Hello Sailor Girl
I have always sailed on wooden boats until recently - a degree in yacht and small craft design has left me with a fear of modern GRP..
Take it from me, the build standards on most production yachts these days are baaaaaaad! This has only ever been backed up by trips in modern production yachts - I have yet to be on one that has not had a serious shortcoming in build quality or a fundamental design error... I wouldn't trust a Reliant Robin on the motorway, similarly I wouldn't trust a Beneteau on the open ocean. Swans, HRs and the like are probably a different story, but I have never been lucky enough to try one!
However for our trip away I am looking to purchase a GRP boat - why? Well, we simply cannot afford a wooden yacht of the length and condition necessary!
We have avoided all newer yachts (natch) and gone for what turned out to be the first production GRP yacht - the Bounty II designed by Philip Rhodes and built in 1958.

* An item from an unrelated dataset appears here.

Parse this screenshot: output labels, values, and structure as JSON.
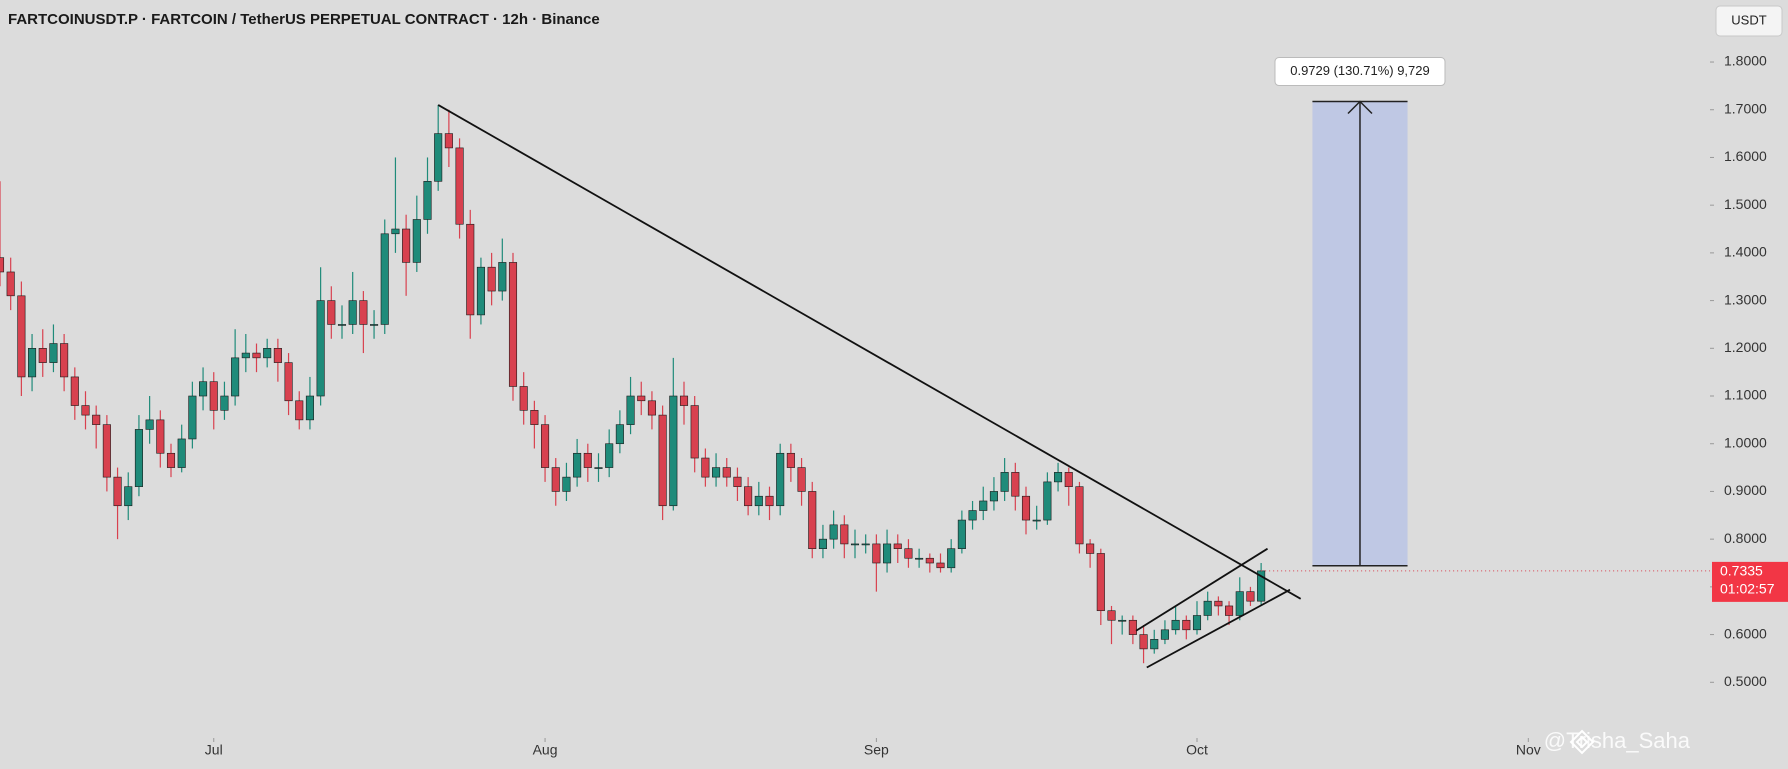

The design is based on the race-winning R27 design by Rhodes, his famous 'evolution' design that he constantly worked on and improved from the late '40s to the early '60s. The hull (due to nobody having built one in GRP before) is built to wooden boat thicknesses, building in a strength 3-4 times that of the equivalent modern boat tolerances. It may not be the fastest in light airs, but it will be the last standing in extreme conditions.
Apart from wood and these early freak GRP boats, I would trust my life to anything by Van DeStadt - or any other steel/ally yacht built in Holland... and that's about it.